"I did, but you can't predict those things. Apparently it has started again. See?"

They had reached a rise of ground and could see what was left of the village in a broad valley below them, a great pall of black smoke rising from it sluggishly. Starbuck saw something else a few miles off to the north, but said nothing. It was a long, thin column, gleaming metallically. At this distance he could not be sure, but it looked like a line of Robots.

"Keleher and the others are close by," Starbuck said mechanically. He was not thinking of Keleher. The trouble with this group of Shining Ones was, no one understood Starbuck. Not only were his talents for leadership unappreciated, he was actually made fun of. He'd been sullen ever since his mental rebuff at the hands of Keleher. He'd acted inconsistently. His anger had been a free-floating thing, and he'd very nearly got Diane in trouble for it.

That was ridiculous. The answer seemed obvious enough: if one is not appreciated in a particular place, one should go elsewhere. There was Thomas Burwood, a youngster whose father had been chief before Keleher and who had been killed by Keleher. Burwood almost certainly would join Starbuck. And Diane could be taken by force if necessary.

Starbuck put the stocky man named Gilbert in charge of the column and sought out Burwood. He found the younger man on a fringe of the column, plodding listlessly along.

"Listen, Tom," said Starbuck in a confidential voice. "We've often talked about life among the Robots, but we're letting our years fritter away. What would you do if the opportunity presented itself?"

Like Starbuck himself, Burwood was an over-sized young man given to fits of temperament. "What's the use?" he said. "You can't just walk into the Robot Citadel. They would kill you first and ask questions afterwards."

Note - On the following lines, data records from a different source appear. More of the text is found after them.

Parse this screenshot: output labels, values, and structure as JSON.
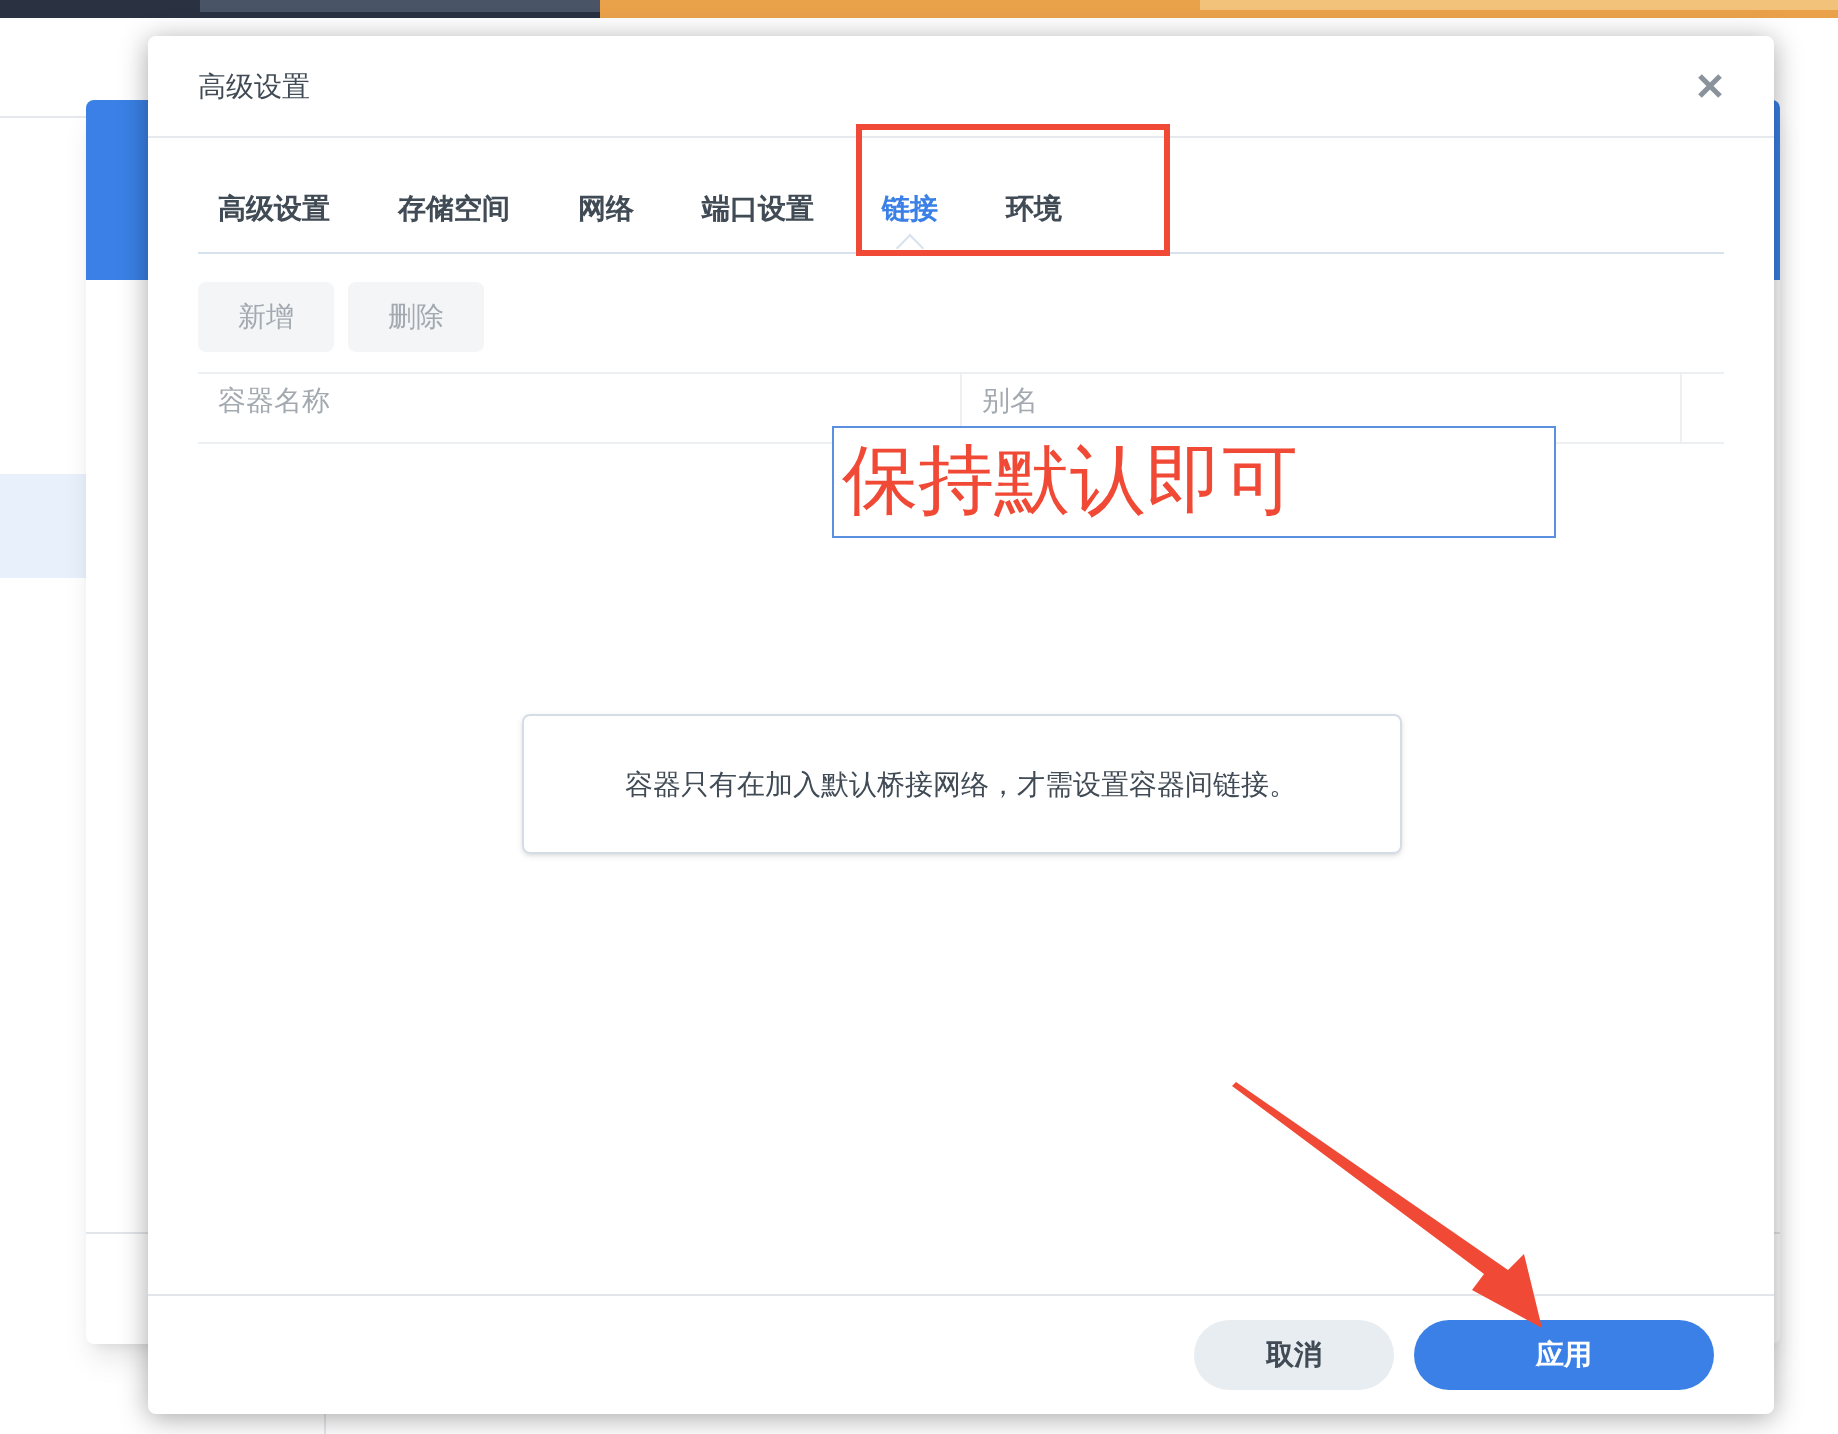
{
  "dialog": {
    "title": "高级设置"
  },
  "tabs": [
    {
      "label": "高级设置",
      "selected": false
    },
    {
      "label": "存储空间",
      "selected": false
    },
    {
      "label": "网络",
      "selected": false
    },
    {
      "label": "端口设置",
      "selected": false
    },
    {
      "label": "链接",
      "selected": true
    },
    {
      "label": "环境",
      "selected": false
    }
  ],
  "toolbar": [
    {
      "label": "新增",
      "disabled": true
    },
    {
      "label": "删除",
      "disabled": true
    }
  ],
  "table": {
    "columns": [
      "容器名称",
      "别名"
    ]
  },
  "annotation": "保持默认即可",
  "notice": "容器只有在加入默认桥接网络，才需设置容器间链接。",
  "footer": [
    {
      "label": "取消",
      "kind": "secondary"
    },
    {
      "label": "应用",
      "kind": "primary"
    }
  ]
}
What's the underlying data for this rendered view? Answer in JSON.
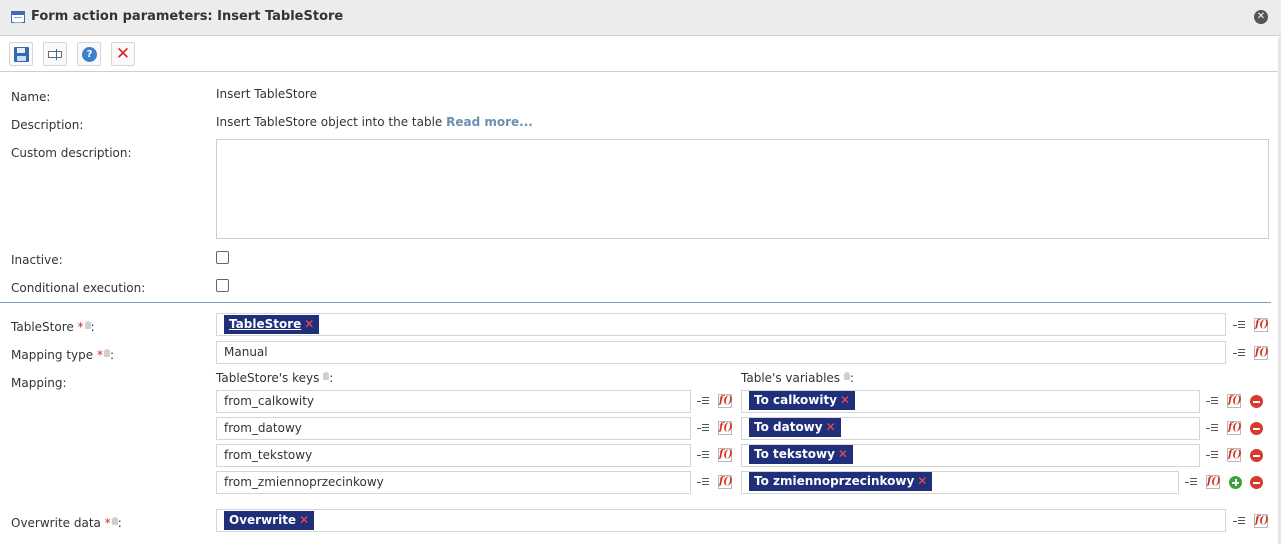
{
  "window": {
    "title": "Form action parameters: Insert TableStore"
  },
  "toolbar": {
    "save_label": "",
    "rename_label": "",
    "help_label": "?",
    "cancel_label": "✕"
  },
  "form": {
    "name": {
      "label": "Name:",
      "value": "Insert TableStore"
    },
    "description": {
      "label": "Description:",
      "value": "Insert TableStore object into the table",
      "read_more": "Read more..."
    },
    "custom_description": {
      "label": "Custom description:",
      "value": ""
    },
    "inactive": {
      "label": "Inactive:",
      "checked": false
    },
    "conditional_execution": {
      "label": "Conditional execution:",
      "checked": false
    },
    "tablestore": {
      "label": "TableStore",
      "required_mark": "*",
      "suffix": ":",
      "chip": "TableStore"
    },
    "mapping_type": {
      "label": "Mapping type",
      "required_mark": "*",
      "suffix": ":",
      "value": "Manual"
    },
    "mapping": {
      "label": "Mapping:",
      "keys_header": "TableStore's keys",
      "vars_header": "Table's variables",
      "header_suffix": ":",
      "rows": [
        {
          "key": "from_calkowity",
          "variable": "To calkowity"
        },
        {
          "key": "from_datowy",
          "variable": "To datowy"
        },
        {
          "key": "from_tekstowy",
          "variable": "To tekstowy"
        },
        {
          "key": "from_zmiennoprzecinkowy",
          "variable": "To zmiennoprzecinkowy"
        }
      ]
    },
    "overwrite_data": {
      "label": "Overwrite data",
      "required_mark": "*",
      "suffix": ":",
      "chip": "Overwrite"
    }
  },
  "glyphs": {
    "chip_remove": "✕",
    "function": "f()"
  },
  "colors": {
    "chip_bg": "#1f2f7a",
    "required": "#e02222",
    "link": "#6b8fb3",
    "separator": "#7b9ab8"
  }
}
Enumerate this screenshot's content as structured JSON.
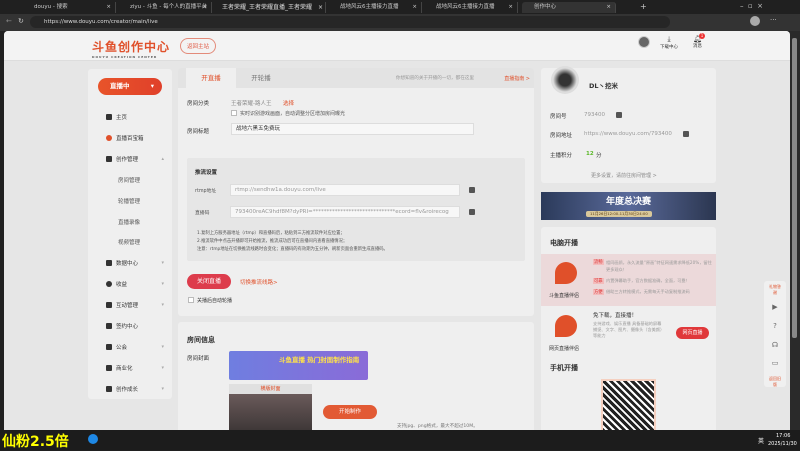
{
  "browser": {
    "tabs": [
      "douyu - 搜索",
      "ziyu - 斗鱼 - 每个人的直播平台",
      "王者荣耀_王者荣耀直播_王者荣耀",
      "战地风云6主播接力直播",
      "战地风云6主播接力直播",
      "创作中心"
    ],
    "url": "https://www.douyu.com/creator/main/live"
  },
  "header": {
    "logo": "斗鱼创作中心",
    "logo_sub": "DOUYU CREATION CENTER",
    "back": "返回主站",
    "download": "下载中心",
    "messages": "消息",
    "msg_count": "1"
  },
  "sidebar": {
    "live_btn": "直播中",
    "items": [
      {
        "label": "主页"
      },
      {
        "label": "直播百宝箱"
      },
      {
        "label": "创作管理"
      },
      {
        "label": "数据中心"
      },
      {
        "label": "收益"
      },
      {
        "label": "互动管理"
      },
      {
        "label": "签约中心"
      },
      {
        "label": "公会"
      },
      {
        "label": "商业化"
      },
      {
        "label": "创作成长"
      }
    ],
    "sub": [
      "房间管理",
      "轮播管理",
      "直播录像",
      "视频管理"
    ]
  },
  "main": {
    "tabs": [
      "开直播",
      "开轮播"
    ],
    "hint": "你想知道的关于开播的一切，都在这里",
    "guide": "直播指南 >",
    "category_label": "房间分类",
    "category": "王者荣耀-路人王",
    "choose": "选择",
    "auto_detect": "实时识别游戏画面，自动调整分区增加房间曝光",
    "title_label": "房间标题",
    "title": "战地六黑五免费玩",
    "push": {
      "heading": "推流设置",
      "rtmp_label": "rtmp地址",
      "rtmp": "rtmp://sendhw1a.douyu.com/live",
      "code_label": "直播码",
      "code": "793400reAC9hdf8M?dyPRI=******************************ecord=flv&roirecog",
      "notes": [
        "1.复制上方服务器地址（rtmp）和直播码后，粘贴到三方推流软件对应位置；",
        "2.推流软件中点击开播即可开始推流，推流成功后可在直播间内查看直播情况；",
        "注意：rtmp地址在切换推流线路时会变化；直播码的有效期为五分钟，刷新页面会重新生成直播码。"
      ]
    },
    "close_btn": "关闭直播",
    "switch_line": "切换推流线路>",
    "auto_rotate": "关播后自动轮播"
  },
  "room_info": {
    "heading": "房间信息",
    "cover_label": "房间封面",
    "banner": "斗鱼直播 热门封面制作指南",
    "cover_tab": "横版封面",
    "make_btn": "开始制作",
    "support": "支持jpg、png格式，最大不超过10M。"
  },
  "profile": {
    "name": "DL丶挖米",
    "room_no_label": "房间号",
    "room_no": "793400",
    "addr_label": "房间地址",
    "addr": "https://www.douyu.com/793400",
    "score_label": "主播积分",
    "score": "12",
    "score_unit": "分",
    "more": "更多设置，请前往房间管理 >"
  },
  "event_banner": {
    "title": "年度总决赛",
    "date": "11月26日12:00-11月30日24:00"
  },
  "pc_live": {
    "heading": "电脑开播",
    "app": "斗鱼直播伴侣",
    "tags": [
      "流畅",
      "可靠",
      "方便"
    ],
    "lines": [
      "相同画质，永久流量“原画”特征网速需求降低20%，留住更多观众！",
      "内置弹幕助手，官方数据准确，全面，可靠！",
      "借助三方转推模式，无需每天手动复制推流码"
    ],
    "web_app": "网页直播伴侣",
    "web_title": "免下载，直接播！",
    "web_desc": "支持游戏、娱乐直播 具备基础的屏幕捕捉、文字、图片、摄像头（含美颜）等能力",
    "web_btn": "网页直播"
  },
  "mobile_live": {
    "heading": "手机开播"
  },
  "tools": {
    "gift": "礼物答谢",
    "back_old": "返回旧版"
  },
  "taskbar": {
    "overlay": "仙粉2.5倍",
    "time": "17:06",
    "date": "2025/11/30",
    "ime": "英"
  }
}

"No, but you could join Robots in the field. It's done that way most of the time, since the Robots venture forth either to spread the Plague or gain conscripts among the Shining Ones." Starbuck whispered in his best confidential voice, "And, Tom, there's a group of Robots two or three miles from here right now. What do you say to that?"

"Let me think." Burwood frowned. "I don't know. It's one thing to talk about it but another to—"

"Keleher didn't give your father a chance to think, did he? Not when your father was growing old and Keleher knew he could take him. He killed him, struck him down like an animal, don't forget that, Tom."